The senators are elected to four-year terms on alternating cycles. The odd senatorial districts are elected in the same cycle of every presidential election year (years divisible by four, e.g., 2012, 2016); the even numbered senatorial districts are elected during the gubernatorial election year (even-numbered years not divisible by four, e.g., 2010, 2014).

Senators serve a four-year term and are limited to three terms or 12 years. A term-limited member cannot run for election to the House of Representatives as both representative terms and senate terms are added together in determining the total number of legislative years in office. When term limits were implemented in 1992, they were not applied retroactively, which meant that senators elected prior to their implementation could serve up to three full terms following the implementation of term limits. For example, the longest-serving member of the Oklahoma Senate, Gene Stipe was first elected in 1956, but would not have been term limited out until after the 2004 election, had he not resigned the previous year.

===Salaries and benefits===
Members of the Oklahoma Senate receive $47,500 in annual pay while presiding officers earn a larger salary. (Also, they do not receive any Bonuses.) Additionally, legislators can seek reimbursement for expenses related to meals and lodging during the legislative session, and for certain travel expenses related to their duties at any point during the year. They also have access to benefits received by state employees, including health and life insurance as well as retirement savings plans.

===Leadership===

The Lieutenant Governor serves as President of the Oklahoma Senate, but by custom only casts a vote in the case of a tie and presides less frequently since the 1960s. The President Pro Tempore is the one who serves as leader of the Senate, managing legislative votes and is the head of the majority party. The President Pro Tempore appoints the majority floor leader and the chair of the appropriations committee. Along with the elected officers of the majority caucus (caucus chair, caucus vice chair, three assistant majority leaders and four majority whips), they comprise the leadership of the Senate majority caucus. The leader of the minority caucus is called either the Republican Leader or Democratic Leader, depending on which party is in the minority. Along with the elected officers of the minority party (assistant leaders, assistant whips and the caucus chair and vice chair), they comprise the Senate minority leadership team.

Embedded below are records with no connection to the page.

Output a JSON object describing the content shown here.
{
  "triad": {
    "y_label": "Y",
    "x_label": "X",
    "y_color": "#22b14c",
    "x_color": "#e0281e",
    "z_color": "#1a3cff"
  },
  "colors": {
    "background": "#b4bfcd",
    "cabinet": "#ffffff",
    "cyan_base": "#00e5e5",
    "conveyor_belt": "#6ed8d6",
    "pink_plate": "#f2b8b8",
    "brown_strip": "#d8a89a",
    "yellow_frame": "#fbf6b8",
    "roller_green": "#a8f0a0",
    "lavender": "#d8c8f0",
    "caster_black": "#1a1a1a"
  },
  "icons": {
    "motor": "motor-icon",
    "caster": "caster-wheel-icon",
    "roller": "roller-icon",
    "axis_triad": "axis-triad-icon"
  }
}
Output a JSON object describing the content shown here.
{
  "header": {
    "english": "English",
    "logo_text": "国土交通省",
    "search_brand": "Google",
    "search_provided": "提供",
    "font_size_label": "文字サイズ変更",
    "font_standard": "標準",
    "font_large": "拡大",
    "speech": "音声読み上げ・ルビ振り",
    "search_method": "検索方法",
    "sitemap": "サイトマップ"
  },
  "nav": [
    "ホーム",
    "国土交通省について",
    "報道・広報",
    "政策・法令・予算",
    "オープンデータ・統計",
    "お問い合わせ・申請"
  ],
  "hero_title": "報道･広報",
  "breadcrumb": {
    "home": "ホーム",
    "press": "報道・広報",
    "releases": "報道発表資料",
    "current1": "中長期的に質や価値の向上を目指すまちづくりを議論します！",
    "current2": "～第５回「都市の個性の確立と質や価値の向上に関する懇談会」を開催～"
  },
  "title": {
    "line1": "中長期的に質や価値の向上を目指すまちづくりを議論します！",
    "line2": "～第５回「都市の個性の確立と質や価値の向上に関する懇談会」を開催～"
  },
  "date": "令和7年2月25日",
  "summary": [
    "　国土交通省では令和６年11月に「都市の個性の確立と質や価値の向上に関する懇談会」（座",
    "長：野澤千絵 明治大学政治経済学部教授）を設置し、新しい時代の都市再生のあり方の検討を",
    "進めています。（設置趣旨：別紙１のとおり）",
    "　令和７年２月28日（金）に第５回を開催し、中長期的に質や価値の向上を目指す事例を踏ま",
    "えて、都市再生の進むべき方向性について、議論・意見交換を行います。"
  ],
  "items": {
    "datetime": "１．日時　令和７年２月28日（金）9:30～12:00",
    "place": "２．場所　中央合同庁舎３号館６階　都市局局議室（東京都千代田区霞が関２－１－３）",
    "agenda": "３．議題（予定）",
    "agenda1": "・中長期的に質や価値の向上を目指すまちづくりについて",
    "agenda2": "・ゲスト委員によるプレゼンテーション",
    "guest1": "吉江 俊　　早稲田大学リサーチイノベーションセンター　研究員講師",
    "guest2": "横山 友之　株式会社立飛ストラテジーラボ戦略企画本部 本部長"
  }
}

=== Notable past members ===
- Gene Stipe was the longest-serving member of the Oklahoma Senate from 1957 until his resignation in 2003 following conviction of felony charges.
- Todd Lamb, the former Lieutenant Governor of Oklahoma and dean of The University of Central Oklahoma.
- Brad Henry, former Governor of Oklahoma
- Raymond D. Gary, former Governor of Oklahoma
- William J. Holloway, former Governor of Oklahoma
- Henry S. Johnston, former Governor of Oklahoma
- James C. Nance, Oklahoma community newspaper chain publisher and former Speaker of the Oklahoma House of Representatives, President pro tempore of the Oklahoma Senate and member Uniform Law Commission
- John Jarman, former congressman
- Clem McSpadden, former congressman
- Harry J. W. Belvin longest serving Principal Chief of the Choctaw Nation (In 1948 the Secretary of the Interior appointed Harry Belvin as the chief of the Choctaw tribe, along with chiefs of the other four tribes in eastern Oklahoma) served as both an Oklahoma Senator and Member of the Oklahoma House of Representatives.
- Scott Pruitt, the former Administrator of the Environmental Protection Agency had served previously as Oklahoma Attorney General and a member of the Oklahoma Senate.
- Stephanie Bice, U.S. Representative for Oklahoma's 5th congressional district since January 3, 2021.